North Korea says it has successfully tested a nuclear weapon that could be loaded onto a long-range missile.
The secretive communist state said its sixth nuclear test was a “perfect success”, hours after seismologists had detected an earth tremor.
Pyongyang said it had tested a hydrogen bomb – a device many times more powerful than an atomic bomb.
Analysts say the claims should be treated with caution, but its nuclear capability is clearly advancing.
North Korea last carried out a nuclear test in September 2016. It has defied UN sanctions and international pressure to develop nuclear weapons and to test missiles which could potentially reach the mainland US.
South Korean officials said the latest test took place in Kilju County, where the North’s Punggye-ri nuclear test site is situated.
The “artificial quake” was 9.8 times more powerful than the tremor from the North’s fifth test, the state weather agency said.
It came hours after Pyongyang said it had miniaturised a hydrogen bomb for use on a long-range missile, and North Korean leader Kim Jong-un was pictured with what state media said was a new type of hydrogen bomb. State media said the device could be loaded on to a ballistic missile.

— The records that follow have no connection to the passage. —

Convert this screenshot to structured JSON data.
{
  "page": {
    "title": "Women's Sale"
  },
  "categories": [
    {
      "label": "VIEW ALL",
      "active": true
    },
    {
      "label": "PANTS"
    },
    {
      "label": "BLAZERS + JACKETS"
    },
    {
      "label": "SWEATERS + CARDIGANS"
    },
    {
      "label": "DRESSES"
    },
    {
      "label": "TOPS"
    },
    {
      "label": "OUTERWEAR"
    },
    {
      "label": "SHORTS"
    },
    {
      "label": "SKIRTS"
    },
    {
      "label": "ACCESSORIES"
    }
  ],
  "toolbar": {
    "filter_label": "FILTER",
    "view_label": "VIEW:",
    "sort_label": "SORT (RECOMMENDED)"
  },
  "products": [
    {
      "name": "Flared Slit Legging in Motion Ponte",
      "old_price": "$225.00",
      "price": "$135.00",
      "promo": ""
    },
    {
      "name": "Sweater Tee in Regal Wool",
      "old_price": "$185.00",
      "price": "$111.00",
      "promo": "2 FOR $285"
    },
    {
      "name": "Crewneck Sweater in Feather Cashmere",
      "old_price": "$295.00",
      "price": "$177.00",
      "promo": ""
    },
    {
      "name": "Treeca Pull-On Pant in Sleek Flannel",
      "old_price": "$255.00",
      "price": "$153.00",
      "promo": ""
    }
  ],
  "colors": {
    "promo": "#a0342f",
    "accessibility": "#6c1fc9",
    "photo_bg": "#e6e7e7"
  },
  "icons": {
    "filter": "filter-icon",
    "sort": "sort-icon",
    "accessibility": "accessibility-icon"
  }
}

How can the world respond?
Jonathan Marcus, BBC defence and diplomatic correspondent
North Korea’s sixth nuclear test – probably its largest so far – sends out one clear political signal.
Despite the bluster and threats from the Trump administration in Washington and near-universal condemnation from around the world, Pyongyang is not going to halt or constrain its nuclear activities.
Worryingly, it also suggests that this is a programme that is progressing on all fronts at a faster rate than many had expected. So far all efforts to pressure North Korea – sanctions, isolation, and military threats – have all failed to move Pyongyang.
Could more be done? Certainly, but the harshest economic pressure would potentially cripple the regime and push it towards catastrophe – something China is unwilling to countenance.
Containment and deterrence will now come to the fore as the world adjusts its policy from seeking to roll-back Pyongyang’s weapons programme to living with a nuclear-armed North Korea.
Initial reports from the US Geological Survey put the tremor at 5.6 magnitude with a depth of 10km (six miles) but this was later upgraded to 6.3 magnitude at 0km. This would make it the North’s most powerful nuclear test to date.
Japan condemned the test and South Korean President Moon Jae-in convened emergency security council talks.
Bruce Bennett, a defence analyst at public policy group the Rand Corporation, told the BBC that the size of the tremor was significant.
“If it really does prove out to be 6.3, that’s a very big weapon, much bigger,” he said.
“It’s still not a true hydrogen bomb but it’s certainly much closer to that than anything they have ever done before.”
He said China would also be concerned about the size of the suspected blast.
“Those Chinese people across the border from that area, they were undoubtedly shaken terribly,” he said.
‘Great destructive power’
A series of recent missile tests has caused growing international unease.
In a report on Sunday, the North’s state news agency KCNA said Kim Jong-un had visited scientists at the nuclear weapons institute and “guided the work for nuclear weaponisation”.
“The institute recently succeeded in making a more developed nuke,” the report said, adding: “He (Kim Jong-un) watched an H-bomb to be loaded into a new ICBM (intercontinental ballistic missile).”
The report carried pictures of the leader inspecting the device. It described the weapon as “a multi-functional thermonuclear nuke with great destructive power which can be detonated even at high altitudes”.
International experts say the North has made advances in its nuclear weapons capabilities but it is unclear if it has successfully miniaturised a nuclear weapon it can load on to a missile.
The North has previously claimed to have miniaturised a nuclear weapon but experts have cast doubt on this. There is also scepticism about the North’s claims to have developed a hydrogen bomb, which is more powerful than an atomic bomb.
Hydrogen bombs use fusion – the merging of atoms – to unleash huge amounts of energy, whereas atomic bombs use nuclear fission, or the splitting of atoms.